Although Internet gambling has grown rapidly in recent years, accompanied by speculation about its potential negative consequences, little is known about the people who gamble online. To learn more, the Department of Psychiatry and Oxford Internet Institute have conducted a web-based survey to investigate the demographics, the psychological and clinical characteristics, and health experiences of people who use the Internet to gamble in different ways. In this lecture Professor Rogers will discuss the study’s findings.
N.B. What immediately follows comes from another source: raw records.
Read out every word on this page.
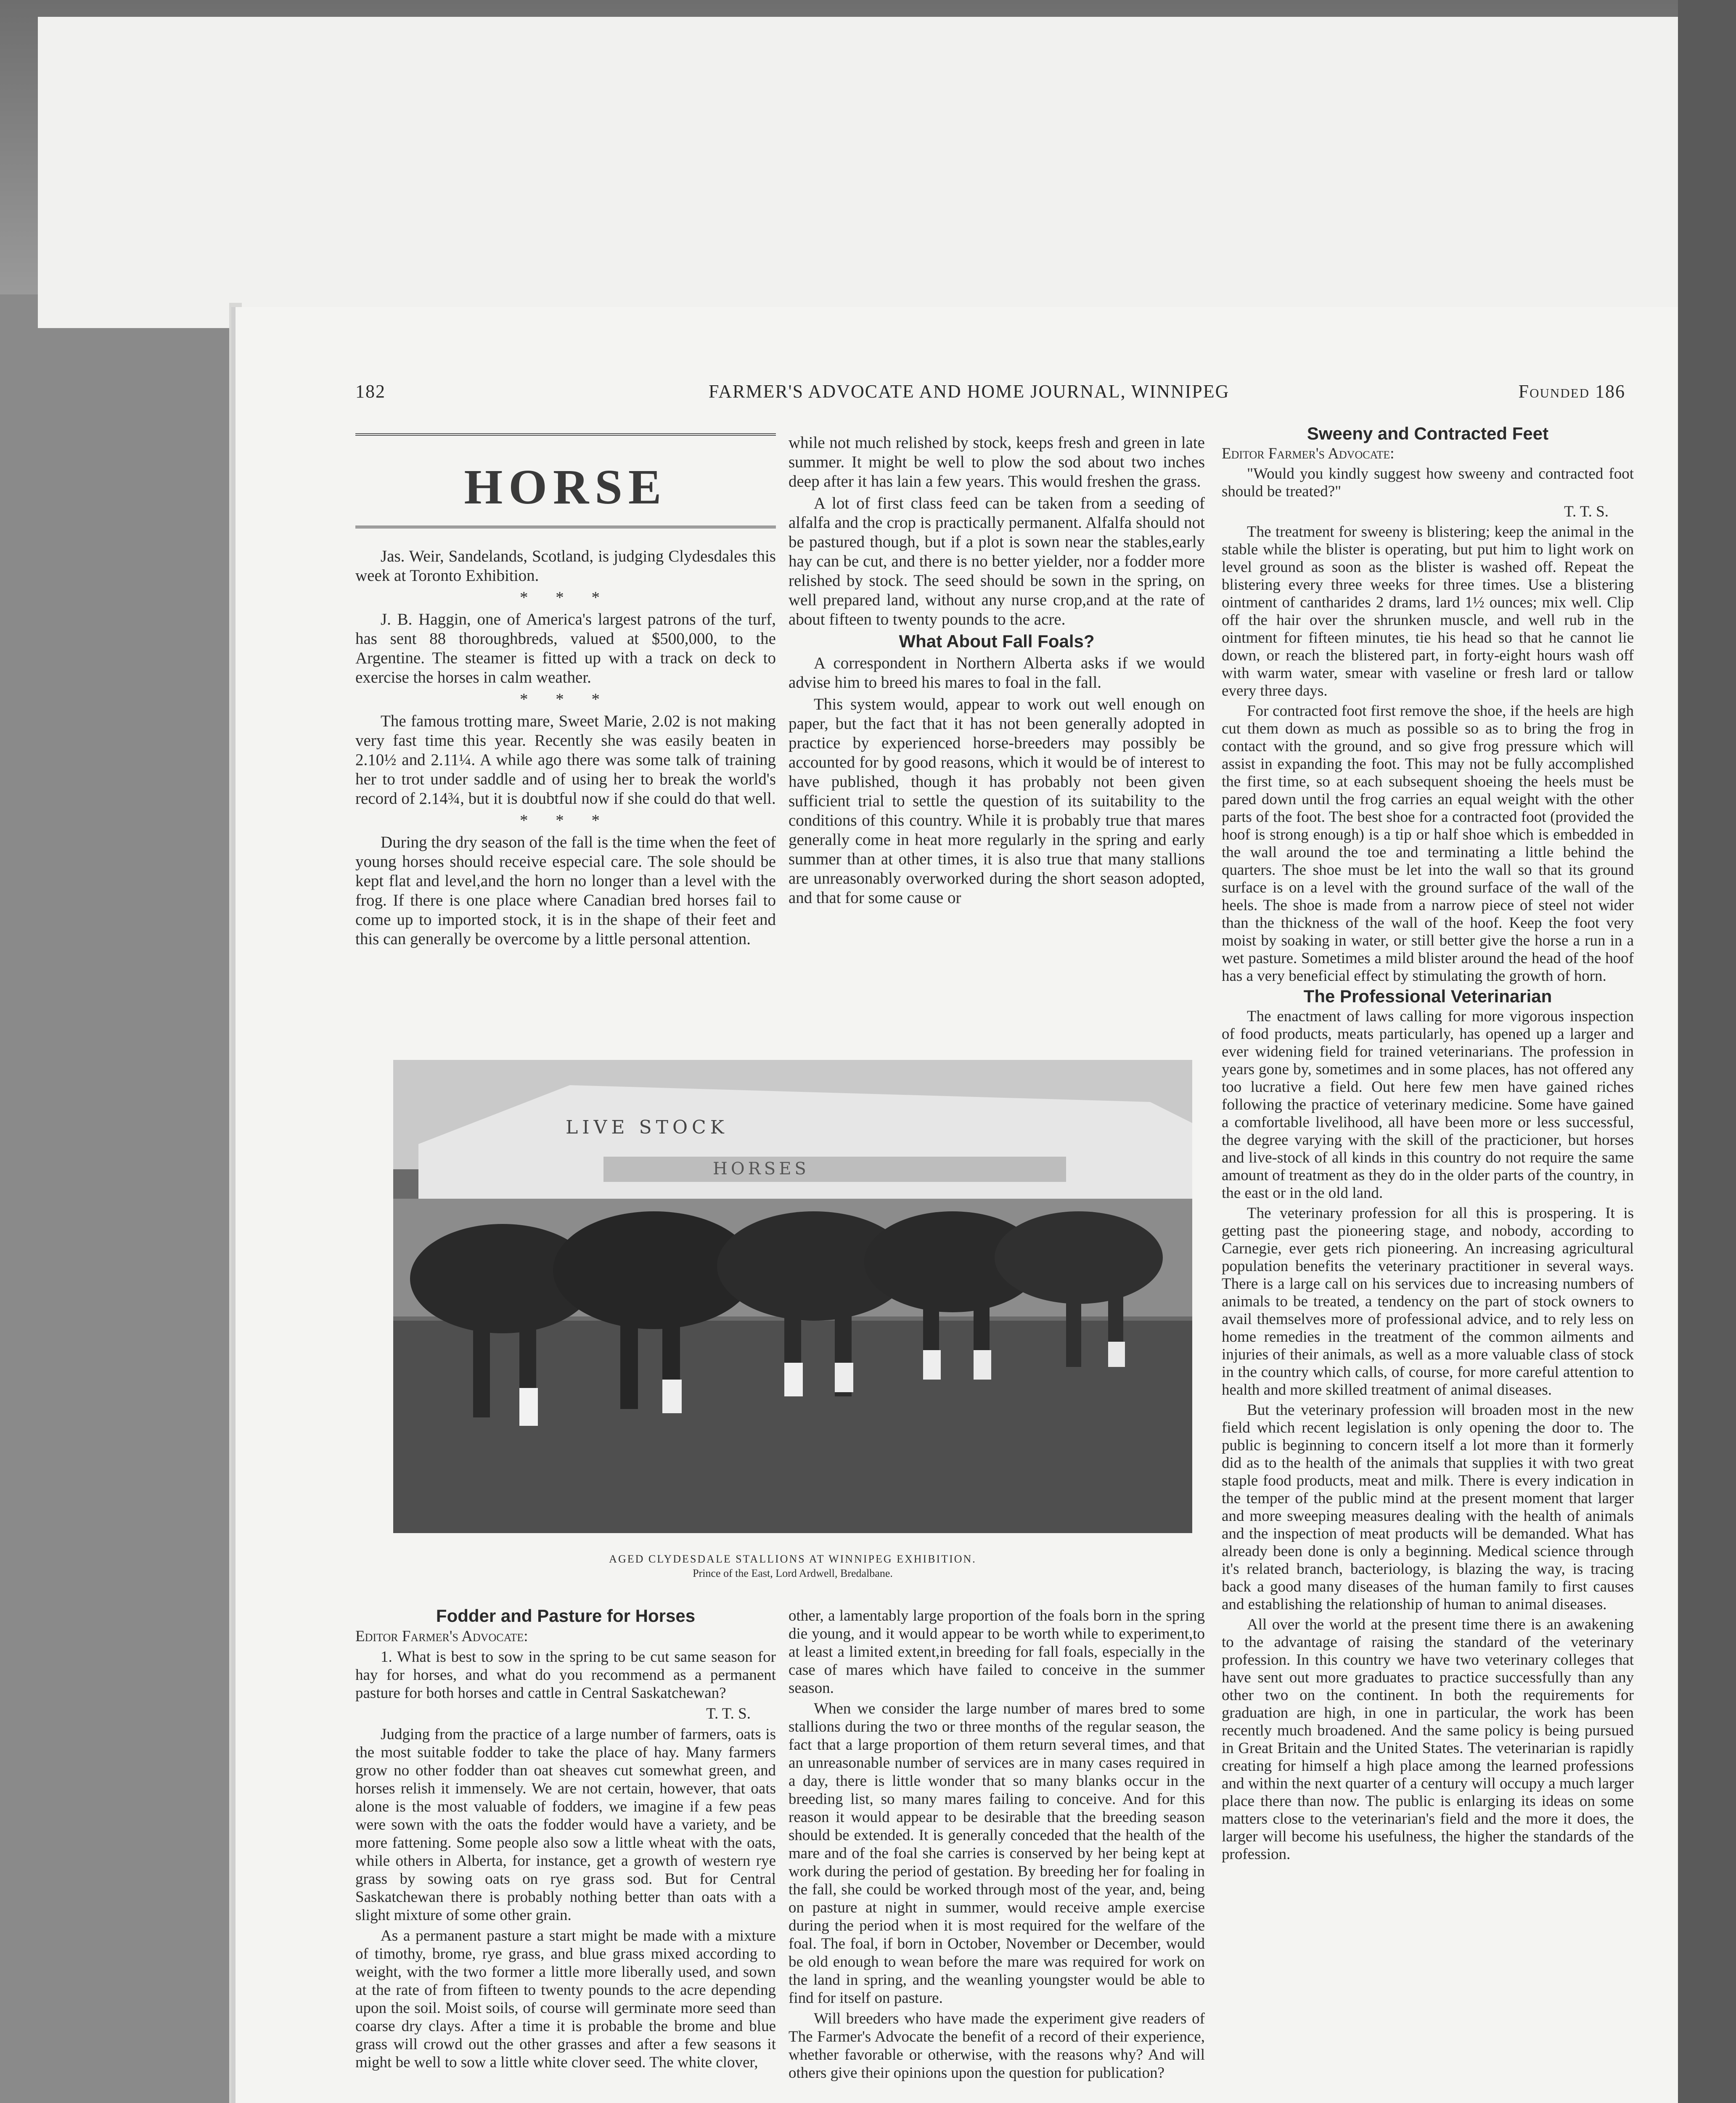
182	FARMER'S ADVOCATE AND HOME JOURNAL, WINNIPEG	Founded 186
HORSE

Jas. Weir, Sandelands, Scotland, is judging Clydesdales this week at Toronto Exhibition.

* * *

J. B. Haggin, one of America's largest patrons of the turf, has sent 88 thoroughbreds, valued at $500,000, to the Argentine. The steamer is fitted up with a track on deck to exercise the horses in calm weather.

* * *

The famous trotting mare, Sweet Marie, 2.02 is not making very fast time this year. Recently she was easily beaten in 2.10½ and 2.11¼. A while ago there was some talk of training her to trot under saddle and of using her to break the world's record of 2.14¾, but it is doubtful now if she could do that well.

* * *

During the dry season of the fall is the time when the feet of young horses should receive especial care. The sole should be kept flat and level,and the horn no longer than a level with the frog. If there is one place where Canadian bred horses fail to come up to imported stock, it is in the shape of their feet and this can generally be overcome by a little personal attention.

while not much relished by stock, keeps fresh and green in late summer. It might be well to plow the sod about two inches deep after it has lain a few years. This would freshen the grass.

A lot of first class feed can be taken from a seeding of alfalfa and the crop is practically permanent. Alfalfa should not be pastured though, but if a plot is sown near the stables,early hay can be cut, and there is no better yielder, nor a fodder more relished by stock. The seed should be sown in the spring, on well prepared land, without any nurse crop,and at the rate of about fifteen to twenty pounds to the acre.

What About Fall Foals?

A correspondent in Northern Alberta asks if we would advise him to breed his mares to foal in the fall.

This system would, appear to work out well enough on paper, but the fact that it has not been generally adopted in practice by experienced horse-breeders may possibly be accounted for by good reasons, which it would be of interest to have published, though it has probably not been given sufficient trial to settle the question of its suitability to the conditions of this country. While it is probably true that mares generally come in heat more regularly in the spring and early summer than at other times, it is also true that many stallions are unreasonably overworked during the short season adopted, and that for some cause or

Sweeny and Contracted Feet

Editor Farmer's Advocate:

"Would you kindly suggest how sweeny and contracted foot should be treated?"

T. T. S.

The treatment for sweeny is blistering; keep the animal in the stable while the blister is operating, but put him to light work on level ground as soon as the blister is washed off. Repeat the blistering every three weeks for three times. Use a blistering ointment of cantharides 2 drams, lard 1½ ounces; mix well. Clip off the hair over the shrunken muscle, and well rub in the ointment for fifteen minutes, tie his head so that he cannot lie down, or reach the blistered part, in forty-eight hours wash off with warm water, smear with vaseline or fresh lard or tallow every three days.

For contracted foot first remove the shoe, if the heels are high cut them down as much as possible so as to bring the frog in contact with the ground, and so give frog pressure which will assist in expanding the foot. This may not be fully accomplished the first time, so at each subsequent shoeing the heels must be pared down until the frog carries an equal weight with the other parts of the foot. The best shoe for a contracted foot (provided the hoof is strong enough) is a tip or half shoe which is embedded in the wall around the toe and terminating a little behind the quarters. The shoe must be let into the wall so that its ground surface is on a level with the ground surface of the wall of the heels. The shoe is made from a narrow piece of steel not wider than the thickness of the wall of the hoof. Keep the foot very moist by soaking in water, or still better give the horse a run in a wet pasture. Sometimes a mild blister around the head of the hoof has a very beneficial effect by stimulating the growth of horn.

The Professional Veterinarian

The enactment of laws calling for more vigorous inspection of food products, meats particularly, has opened up a larger and ever widening field for trained veterinarians. The profession in years gone by, sometimes and in some places, has not offered any too lucrative a field. Out here few men have gained riches following the practice of veterinary medicine. Some have gained a comfortable livelihood, all have been more or less successful, the degree varying with the skill of the practicioner, but horses and live-stock of all kinds in this country do not require the same amount of treatment as they do in the older parts of the country, in the east or in the old land.

The veterinary profession for all this is prospering. It is getting past the pioneering stage, and nobody, according to Carnegie, ever gets rich pioneering. An increasing agricultural population benefits the veterinary practitioner in several ways. There is a large call on his services due to increasing numbers of animals to be treated, a tendency on the part of stock owners to avail themselves more of professional advice, and to rely less on home remedies in the treatment of the common ailments and injuries of their animals, as well as a more valuable class of stock in the country which calls, of course, for more careful attention to health and more skilled treatment of animal diseases.

But the veterinary profession will broaden most in the new field which recent legislation is only opening the door to. The public is beginning to concern itself a lot more than it formerly did as to the health of the animals that supplies it with two great staple food products, meat and milk. There is every indication in the temper of the public mind at the present moment that larger and more sweeping measures dealing with the health of animals and the inspection of meat products will be demanded. What has already been done is only a beginning. Medical science through it's related branch, bacteriology, is blazing the way, is tracing back a good many diseases of the human family to first causes and establishing the relationship of human to animal diseases.

All over the world at the present time there is an awakening to the advantage of raising the standard of the veterinary profession. In this country we have two veterinary colleges that have sent out more graduates to practice successfully than any other two on the continent. In both the requirements for graduation are high, in one in particular, the work has been recently much broadened. And the same policy is being pursued in Great Britain and the United States. The veterinarian is rapidly creating for himself a high place among the learned professions and within the next quarter of a century will occupy a much larger place there than now. The public is enlarging its ideas on some matters close to the veterinarian's field and the more it does, the larger will become his usefulness, the higher the standards of the profession.

LIVE STOCK
HORSES
AGED CLYDESDALE STALLIONS AT WINNIPEG EXHIBITION.
Prince of the East, Lord Ardwell, Bredalbane.

Fodder and Pasture for Horses

Editor Farmer's Advocate:

1. What is best to sow in the spring to be cut same season for hay for horses, and what do you recommend as a permanent pasture for both horses and cattle in Central Saskatchewan?

T. T. S.

Judging from the practice of a large number of farmers, oats is the most suitable fodder to take the place of hay. Many farmers grow no other fodder than oat sheaves cut somewhat green, and horses relish it immensely. We are not certain, however, that oats alone is the most valuable of fodders, we imagine if a few peas were sown with the oats the fodder would have a variety, and be more fattening. Some people also sow a little wheat with the oats, while others in Alberta, for instance, get a growth of western rye grass by sowing oats on rye grass sod. But for Central Saskatchewan there is probably nothing better than oats with a slight mixture of some other grain.

As a permanent pasture a start might be made with a mixture of timothy, brome, rye grass, and blue grass mixed according to weight, with the two former a little more liberally used, and sown at the rate of from fifteen to twenty pounds to the acre depending upon the soil. Moist soils, of course will germinate more seed than coarse dry clays. After a time it is probable the brome and blue grass will crowd out the other grasses and after a few seasons it might be well to sow a little white clover seed. The white clover,

other, a lamentably large proportion of the foals born in the spring die young, and it would appear to be worth while to experiment,to at least a limited extent,in breeding for fall foals, especially in the case of mares which have failed to conceive in the summer season.

When we consider the large number of mares bred to some stallions during the two or three months of the regular season, the fact that a large proportion of them return several times, and that an unreasonable number of services are in many cases required in a day, there is little wonder that so many blanks occur in the breeding list, so many mares failing to conceive. And for this reason it would appear to be desirable that the breeding season should be extended. It is generally conceded that the health of the mare and of the foal she carries is conserved by her being kept at work during the period of gestation. By breeding her for foaling in the fall, she could be worked through most of the year, and, being on pasture at night in summer, would receive ample exercise during the period when it is most required for the welfare of the foal. The foal, if born in October, November or December, would be old enough to wean before the mare was required for work on the land in spring, and the weanling youngster would be able to find for itself on pasture.

Will breeders who have made the experiment give readers of The Farmer's Advocate the benefit of a record of their experience, whether favorable or otherwise, with the reasons why? And will others give their opinions upon the question for publication?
Overall, the ‘casino and sports’ and ‘multi-activity gamblers’ clusters had the highest prevalence of self-reported mental disorder. There was also a significant association between mood disturbance and broader problematic Internet use in these groups, highlighting the risks of Internet gambling for individuals with a history of mood elevation and sleeplessness. Other findings explored in this lecture highlight the need to understand the potential significance of wider health issues and patterns of Internet use, and its possible social marginalization in affected individuals.
Finally, Professor Rogers will also show how the study’s findings can assist regulators and gambling companies to develop ways to identify high-risk clients based on gambling patterns, and to direct their ‘responsible gambling’ initiatives towards the most vulnerable clients.
This lecture is part of a public series on “Society and the Internet”, run by the OII. The series will continue in Hilary (spring) term.